Non decidiamo dove nascere, l'ambiente ci modifica e ci modella fin da piccoli, e a volte, se degradato, ci rende avvezzi all'incuria, al degrado stesso, alla sfiducia ed alla rabbia, 
ma nei più piccoli, più che altrove, possiamo anche intravedere intensamente ciò che desidera, nel profondo, l'animo umano: relazioni e condivisione, bellezza, armonia, libertà.
Il campetto, a dir la verità, non è un granché, il suo verde e' ormai sbiadito e la sua superficie consumata, però e' integro e ben perimetrato, con le sue righe ancora nitide, e soprattutto e' ancora molto frequentato da bambini ed anche adolescenti, e probabilmente, appunto, conserva ancora tutto il suo fascino, quello della libertà, dell'emozione di correre spensierati e speranzosi: alla ricerca di un goal, di un applauso od un incitamento di un familiare dal balcone, alla ricerca di amicizie, gioia, spensieratezza, di speranza di un domani migliore, che è già l'oggi in un campetto (sbiadito) di periferia.

Giuseppe L. Mantegazza

* I residenti della zona chiamano il palazzo  "Dallas", dall'omonimo famoso serial  degli anni '80, per l'intrecciarsi di piccole storie di criminalità, sesso e droga. 

* https://comunitalaudatosi.org/non-divoriamo-la-terra-ma-restituiamole-dignita-il-discorso-integrale-di-papa-francesco-alle-comunita-laudato-si/

Dall'Enciclica “Laudato Si”:

44. Oggi riscontriamo, per esempio, la smisurata e disordinata crescita di molte città che sono diventate invivibili dal punto di vista della salute, non solo per l’inquinamento originato dalle emissioni tossiche, ma anche per il caos urbano, i problemi di trasporto e l’inquinamento visivo e acustico. Molte città sono grandi strutture inefficienti che consumano in eccesso acqua ed energia. Ci sono quartieri che, sebbene siano stati costruiti di recente, sono congestionati e disordinati, senza spazi verdi sufficienti. Non si addice ad abitanti di questo pianeta vivere sempre più sommersi da cemento, asfalto, vetro e metalli, privati del contatto fisico con la natura.
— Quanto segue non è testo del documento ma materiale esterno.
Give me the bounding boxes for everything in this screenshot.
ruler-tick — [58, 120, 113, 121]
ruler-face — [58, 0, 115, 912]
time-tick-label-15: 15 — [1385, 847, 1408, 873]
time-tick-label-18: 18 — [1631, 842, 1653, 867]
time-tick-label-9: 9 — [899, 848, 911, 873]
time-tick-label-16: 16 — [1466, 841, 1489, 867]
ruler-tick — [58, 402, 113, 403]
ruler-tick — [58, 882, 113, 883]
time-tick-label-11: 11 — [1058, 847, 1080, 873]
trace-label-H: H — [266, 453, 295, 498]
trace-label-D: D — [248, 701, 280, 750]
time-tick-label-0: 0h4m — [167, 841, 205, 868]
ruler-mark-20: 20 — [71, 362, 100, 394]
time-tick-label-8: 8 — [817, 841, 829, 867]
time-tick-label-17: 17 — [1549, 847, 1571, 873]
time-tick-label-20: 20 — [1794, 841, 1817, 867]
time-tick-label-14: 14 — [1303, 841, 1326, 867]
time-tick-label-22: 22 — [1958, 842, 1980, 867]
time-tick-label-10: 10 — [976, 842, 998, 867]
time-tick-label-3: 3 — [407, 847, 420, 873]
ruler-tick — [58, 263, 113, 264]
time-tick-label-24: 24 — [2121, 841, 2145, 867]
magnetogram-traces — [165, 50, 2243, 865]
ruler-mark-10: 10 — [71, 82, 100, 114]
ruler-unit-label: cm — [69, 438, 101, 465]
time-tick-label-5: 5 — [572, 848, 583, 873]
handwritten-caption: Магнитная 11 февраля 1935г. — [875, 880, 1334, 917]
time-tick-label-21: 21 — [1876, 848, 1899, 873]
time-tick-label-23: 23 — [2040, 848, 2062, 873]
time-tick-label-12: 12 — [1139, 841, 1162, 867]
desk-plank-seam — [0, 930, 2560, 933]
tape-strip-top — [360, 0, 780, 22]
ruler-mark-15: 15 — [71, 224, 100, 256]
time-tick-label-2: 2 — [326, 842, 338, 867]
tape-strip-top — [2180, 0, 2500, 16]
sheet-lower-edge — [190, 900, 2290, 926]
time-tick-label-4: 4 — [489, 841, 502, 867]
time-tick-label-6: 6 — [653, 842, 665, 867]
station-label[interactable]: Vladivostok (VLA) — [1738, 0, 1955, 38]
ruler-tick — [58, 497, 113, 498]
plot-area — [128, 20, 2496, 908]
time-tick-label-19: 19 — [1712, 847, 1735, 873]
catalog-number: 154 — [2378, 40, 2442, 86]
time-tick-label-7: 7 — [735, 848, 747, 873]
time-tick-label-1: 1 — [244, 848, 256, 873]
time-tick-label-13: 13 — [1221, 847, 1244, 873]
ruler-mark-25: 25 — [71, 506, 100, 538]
149. È provato inoltre che l’estrema penuria che si vive in alcuni ambienti privi di armonia, ampiezza e possibilità d’integrazione, facilita il 116 sorgere di comportamenti disumani e la manipolazione delle persone da parte di organizzazioni criminali. Per gli abitanti di quartieri periferici molto precari, l’esperienza quotidiana di passare dall’affollamento all’anonimato sociale che si vive nelle grandi città, può provocare una sensazione di sradicamento che favorisce comportamenti antisociali e violenza. Tuttavia mi preme ribadire che l’amore è più forte. Tante persone, in queste condizioni, sono capaci di tessere legami di appartenenza e di convivenza che trasformano l’affollamento in un’esperienza comunitaria in cui si infrangono le pareti dell’io e si superano le barriere dell’egoismo. Questa esperienza di salvezza comunitaria è ciò che spesso suscita reazioni creative per migliorare un edificio o un quartiere.